Friday, March 10, 2006

after 10 weeks in sch, i have finally managed to get past the barrier of being unable to socialise with pple. yippee!! ironically this is the time i fall sick and lose my voice after 10 weeks of 'ren' :(

the past weeks were not completely a breeze, especially the first. it was as if i forgot how to make frens. which was probably the case after spending two long years wif a very close bunch of classmates. yeap but this week was when i finally overcame this barrier. and im writing it down for myself in case i need this solution again later in life haha. for pple like me, we take longer time to develop friendships. but once the friendship is strong, its almost impossible to break. but the way for me to start is to pluck up the courage to just talk to one person in a group. things havent changed.. im still really quiet in a large group of pple and i open up better in a smaller group. but according to my friend's theory, after pple get used to ur quietness they eventually start talking to you.
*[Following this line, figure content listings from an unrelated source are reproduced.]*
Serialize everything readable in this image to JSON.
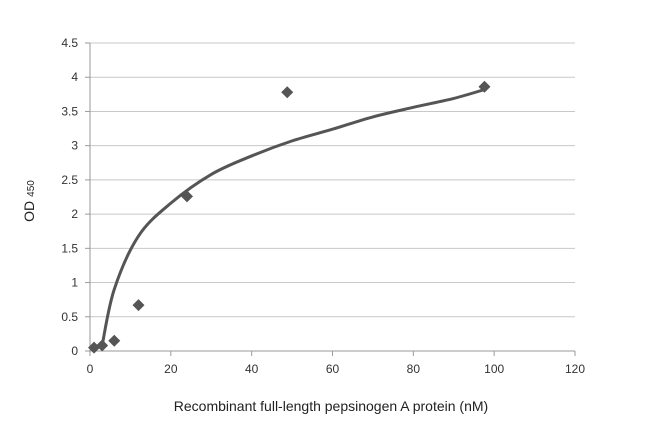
{
  "chart_data": {
    "type": "scatter",
    "title": "",
    "xlabel": "Recombinant full-length pepsinogen A protein (nM)",
    "ylabel": "OD",
    "ylabel_subscript": "450",
    "xlim": [
      0,
      120
    ],
    "ylim": [
      0,
      4.5
    ],
    "x_ticks": [
      "0",
      "20",
      "40",
      "60",
      "80",
      "100",
      "120"
    ],
    "y_ticks": [
      "0",
      "0.5",
      "1",
      "1.5",
      "2",
      "2.5",
      "3",
      "3.5",
      "4",
      "4.5"
    ],
    "grid": "horizontal",
    "legend": "none",
    "marker": "diamond",
    "marker_color": "#555555",
    "trendline_color": "#555555",
    "series": [
      {
        "points": [
          {
            "x": 1.0,
            "y": 0.05
          },
          {
            "x": 3.0,
            "y": 0.08
          },
          {
            "x": 6.0,
            "y": 0.15
          },
          {
            "x": 12.0,
            "y": 0.67
          },
          {
            "x": 24.0,
            "y": 2.26
          },
          {
            "x": 48.8,
            "y": 3.78
          },
          {
            "x": 97.6,
            "y": 3.86
          }
        ]
      }
    ],
    "trendline": {
      "type": "logarithmic",
      "points": [
        {
          "x": 3.0,
          "y": 0.08
        },
        {
          "x": 6.0,
          "y": 0.9
        },
        {
          "x": 12.0,
          "y": 1.68
        },
        {
          "x": 20.0,
          "y": 2.16
        },
        {
          "x": 30.0,
          "y": 2.58
        },
        {
          "x": 40.0,
          "y": 2.85
        },
        {
          "x": 50.0,
          "y": 3.07
        },
        {
          "x": 60.0,
          "y": 3.24
        },
        {
          "x": 70.0,
          "y": 3.42
        },
        {
          "x": 80.0,
          "y": 3.56
        },
        {
          "x": 90.0,
          "y": 3.69
        },
        {
          "x": 97.6,
          "y": 3.82
        }
      ]
    }
  }
}
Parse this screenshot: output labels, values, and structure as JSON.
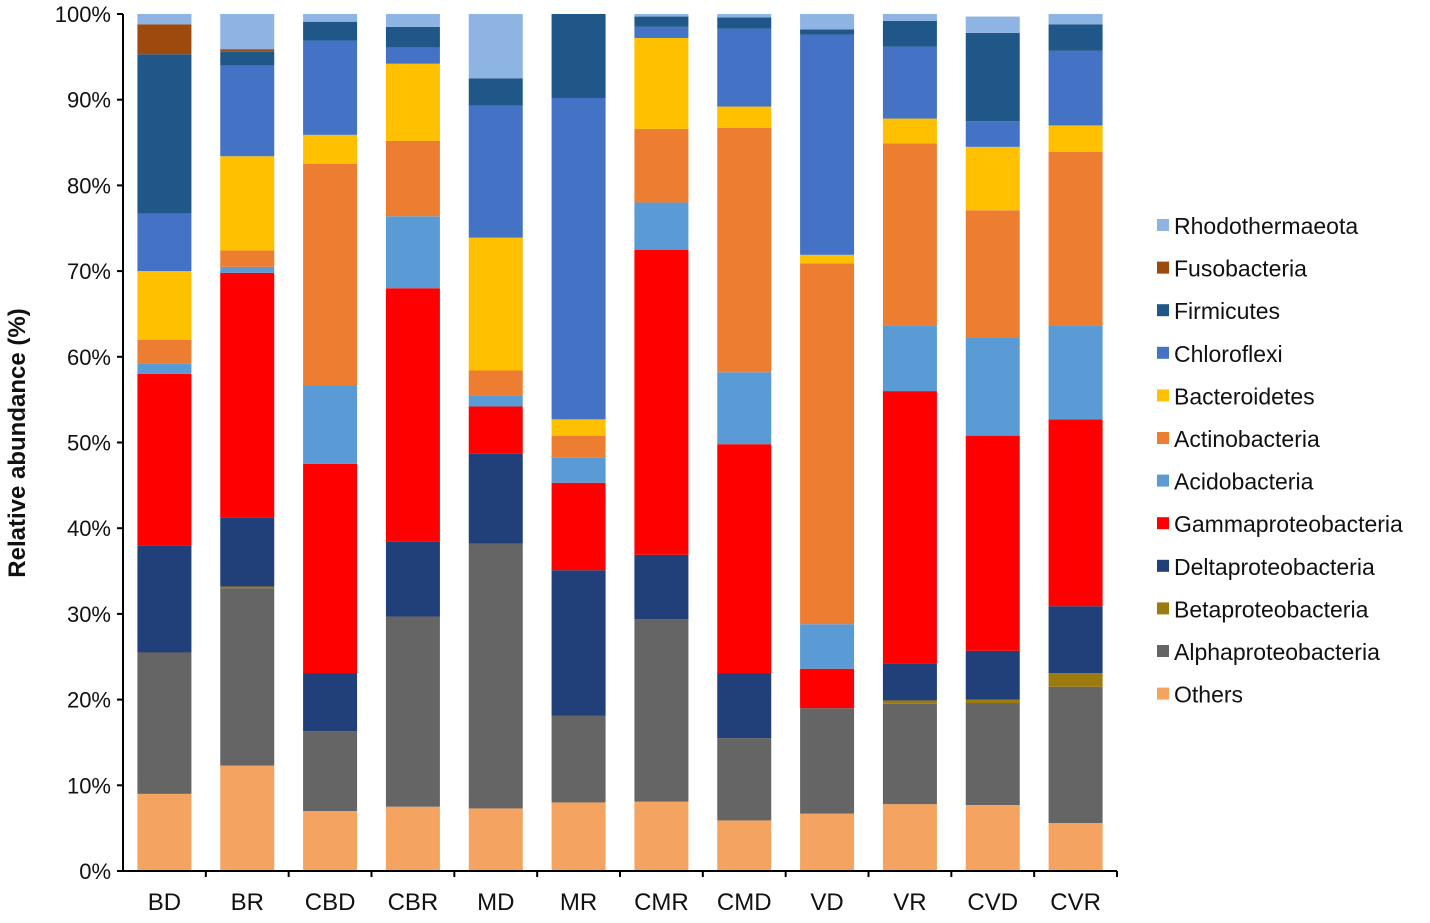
{
  "chart_data": {
    "type": "bar",
    "stacked": true,
    "percent": true,
    "title": "",
    "xlabel": "",
    "ylabel": "Relative abundance (%)",
    "ylim": [
      0,
      100
    ],
    "y_ticks": [
      "0%",
      "10%",
      "20%",
      "30%",
      "40%",
      "50%",
      "60%",
      "70%",
      "80%",
      "90%",
      "100%"
    ],
    "grid": false,
    "legend_position": "right",
    "categories": [
      "BD",
      "BR",
      "CBD",
      "CBR",
      "MD",
      "MR",
      "CMR",
      "CMD",
      "VD",
      "VR",
      "CVD",
      "CVR"
    ],
    "series": [
      {
        "name": "Others",
        "color": "#F4A460",
        "values": [
          9,
          12.3,
          7,
          7.5,
          7.3,
          8,
          8.1,
          5.9,
          6.7,
          7.8,
          7.7,
          5.6
        ]
      },
      {
        "name": "Alphaproteobacteria",
        "color": "#656565",
        "values": [
          16.5,
          20.7,
          9.3,
          22.2,
          30.9,
          10.1,
          21.3,
          9.6,
          12.3,
          11.7,
          11.9,
          15.9
        ]
      },
      {
        "name": "Betaproteobacteria",
        "color": "#9C7A0E",
        "values": [
          0,
          0.2,
          0,
          0,
          0,
          0,
          0,
          0,
          0,
          0.4,
          0.4,
          1.6
        ]
      },
      {
        "name": "Deltaproteobacteria",
        "color": "#213F78",
        "values": [
          12.5,
          8,
          6.8,
          8.7,
          10.5,
          17,
          7.5,
          7.6,
          0,
          4.3,
          5.7,
          7.8
        ]
      },
      {
        "name": "Gammaproteobacteria",
        "color": "#FF0000",
        "values": [
          20,
          28.6,
          24.4,
          29.6,
          5.5,
          10.2,
          35.6,
          26.7,
          4.6,
          31.8,
          25.1,
          21.8
        ]
      },
      {
        "name": "Acidobacteria",
        "color": "#5B9BD5",
        "values": [
          1.2,
          0.7,
          9.2,
          8.4,
          1.3,
          2.9,
          5.5,
          8.4,
          5.2,
          7.6,
          11.5,
          10.9
        ]
      },
      {
        "name": "Actinobacteria",
        "color": "#ED7D31",
        "values": [
          2.8,
          1.9,
          25.8,
          8.8,
          2.9,
          2.6,
          8.6,
          28.5,
          42.1,
          21.3,
          14.8,
          20.3
        ]
      },
      {
        "name": "Bacteroidetes",
        "color": "#FFC000",
        "values": [
          8,
          11,
          3.4,
          9,
          15.5,
          1.9,
          10.6,
          2.5,
          1,
          2.9,
          7.4,
          3.1
        ]
      },
      {
        "name": "Chloroflexi",
        "color": "#4472C4",
        "values": [
          6.7,
          10.6,
          11,
          1.9,
          15.4,
          37.5,
          1.3,
          9.1,
          25.7,
          8.4,
          3,
          8.7
        ]
      },
      {
        "name": "Firmicutes",
        "color": "#1F5888",
        "values": [
          18.6,
          1.6,
          2.2,
          2.4,
          3.2,
          9.8,
          1.2,
          1.3,
          0.6,
          3,
          10.3,
          3.1
        ]
      },
      {
        "name": "Fusobacteria",
        "color": "#9E4A0F",
        "values": [
          3.5,
          0.3,
          0,
          0,
          0,
          0,
          0,
          0,
          0,
          0,
          0,
          0
        ]
      },
      {
        "name": "Rhodothermaeota",
        "color": "#8DB4E2",
        "values": [
          1.2,
          4.1,
          0.9,
          1.5,
          7.5,
          0,
          0.3,
          0.4,
          1.8,
          0.8,
          1.9,
          1.2
        ]
      }
    ]
  }
}
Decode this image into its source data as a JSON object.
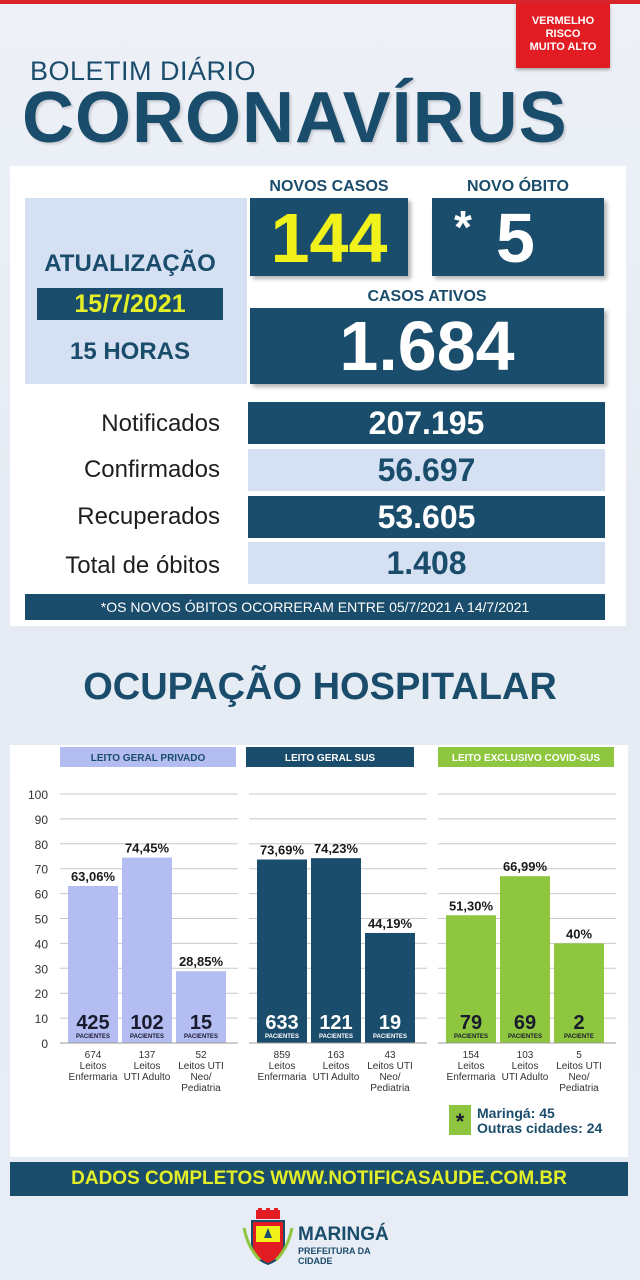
{
  "risk_badge": [
    "VERMELHO",
    "RISCO",
    "MUITO ALTO"
  ],
  "header": {
    "subtitle": "BOLETIM DIÁRIO",
    "title": "CORONAVÍRUS"
  },
  "update": {
    "label": "ATUALIZAÇÃO",
    "date": "15/7/2021",
    "hour": "15 HORAS"
  },
  "new_cases": {
    "label": "NOVOS CASOS",
    "value": "144"
  },
  "new_death": {
    "label": "NOVO ÓBITO",
    "value": "5",
    "marker": "*"
  },
  "active_cases": {
    "label": "CASOS ATIVOS",
    "value": "1.684"
  },
  "rows": [
    {
      "label": "Notificados",
      "value": "207.195"
    },
    {
      "label": "Confirmados",
      "value": "56.697"
    },
    {
      "label": "Recuperados",
      "value": "53.605"
    },
    {
      "label": "Total de óbitos",
      "value": "1.408"
    }
  ],
  "note": "*OS NOVOS ÓBITOS OCORRERAM ENTRE 05/7/2021 A 14/7/2021",
  "section_title": "OCUPAÇÃO HOSPITALAR",
  "chart_data": {
    "type": "bar",
    "ylim": [
      0,
      100
    ],
    "y_ticks": [
      0,
      10,
      20,
      30,
      40,
      50,
      60,
      70,
      80,
      90,
      100
    ],
    "grid": true,
    "patients_unit": "PACIENTES",
    "patients_unit_single": "PACIENTE",
    "groups": [
      {
        "name": "LEITO GERAL PRIVADO",
        "header_color": "#b4bdf2",
        "header_text_color": "#1a4c6b",
        "bar_color": "#b4bdf2",
        "count_color": "#1a1a2e",
        "bars": [
          {
            "value": 63.06,
            "label": "63,06%",
            "patients": "425",
            "beds": "674",
            "desc": [
              "Leitos",
              "Enfermaria"
            ]
          },
          {
            "value": 74.45,
            "label": "74,45%",
            "patients": "102",
            "beds": "137",
            "desc": [
              "Leitos",
              "UTI Adulto"
            ]
          },
          {
            "value": 28.85,
            "label": "28,85%",
            "patients": "15",
            "beds": "52",
            "desc": [
              "Leitos UTI",
              "Neo/",
              "Pediatria"
            ]
          }
        ]
      },
      {
        "name": "LEITO GERAL SUS",
        "header_color": "#1a4c6b",
        "header_text_color": "#ffffff",
        "bar_color": "#1a4c6b",
        "count_color": "#ffffff",
        "bars": [
          {
            "value": 73.69,
            "label": "73,69%",
            "patients": "633",
            "beds": "859",
            "desc": [
              "Leitos",
              "Enfermaria"
            ]
          },
          {
            "value": 74.23,
            "label": "74,23%",
            "patients": "121",
            "beds": "163",
            "desc": [
              "Leitos",
              "UTI Adulto"
            ]
          },
          {
            "value": 44.19,
            "label": "44,19%",
            "patients": "19",
            "beds": "43",
            "desc": [
              "Leitos UTI",
              "Neo/",
              "Pediatria"
            ]
          }
        ]
      },
      {
        "name": "LEITO EXCLUSIVO COVID-SUS",
        "header_color": "#8ec63f",
        "header_text_color": "#ffffff",
        "bar_color": "#8ec63f",
        "count_color": "#1a1a2e",
        "bars": [
          {
            "value": 51.3,
            "label": "51,30%",
            "patients": "79",
            "beds": "154",
            "desc": [
              "Leitos",
              "Enfermaria"
            ]
          },
          {
            "value": 66.99,
            "label": "66,99%",
            "patients": "69",
            "beds": "103",
            "desc": [
              "Leitos",
              "UTI Adulto"
            ]
          },
          {
            "value": 40,
            "label": "40%",
            "patients": "2",
            "beds": "5",
            "desc": [
              "Leitos UTI",
              "Neo/",
              "Pediatria"
            ],
            "single": true
          }
        ]
      }
    ],
    "legend": {
      "marker": "*",
      "lines": [
        "Maringá: 45",
        "Outras cidades: 24"
      ]
    }
  },
  "footer": "DADOS COMPLETOS  WWW.NOTIFICASAUDE.COM.BR",
  "logo": {
    "name": "MARINGÁ",
    "subtitle": "PREFEITURA DA CIDADE"
  },
  "colors": {
    "navy": "#1a4c6b",
    "light_blue": "#d5e0f2",
    "yellow": "#f1f21b",
    "red": "#e21c23",
    "green": "#8ec63f",
    "lavender": "#b4bdf2"
  }
}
also on developing frienships, 1 John 3:18 really guided me a lot this week. it says: "Dear children, let us not love with words or tongue but with ACTIONS and in truth." the best friendships are not those where two pple are physically attracted to each other, but one where both devote time to each other and constantly help each other.

just now during sharing for heart of a fighter i cudnt really think of any failures that i experienced, but i guess learning how to make frens and develop relationships is probably one of my greatest failures, but yet i still pull through it.

okay i guess its to bed for me now.. must rest my throat. gdnite!!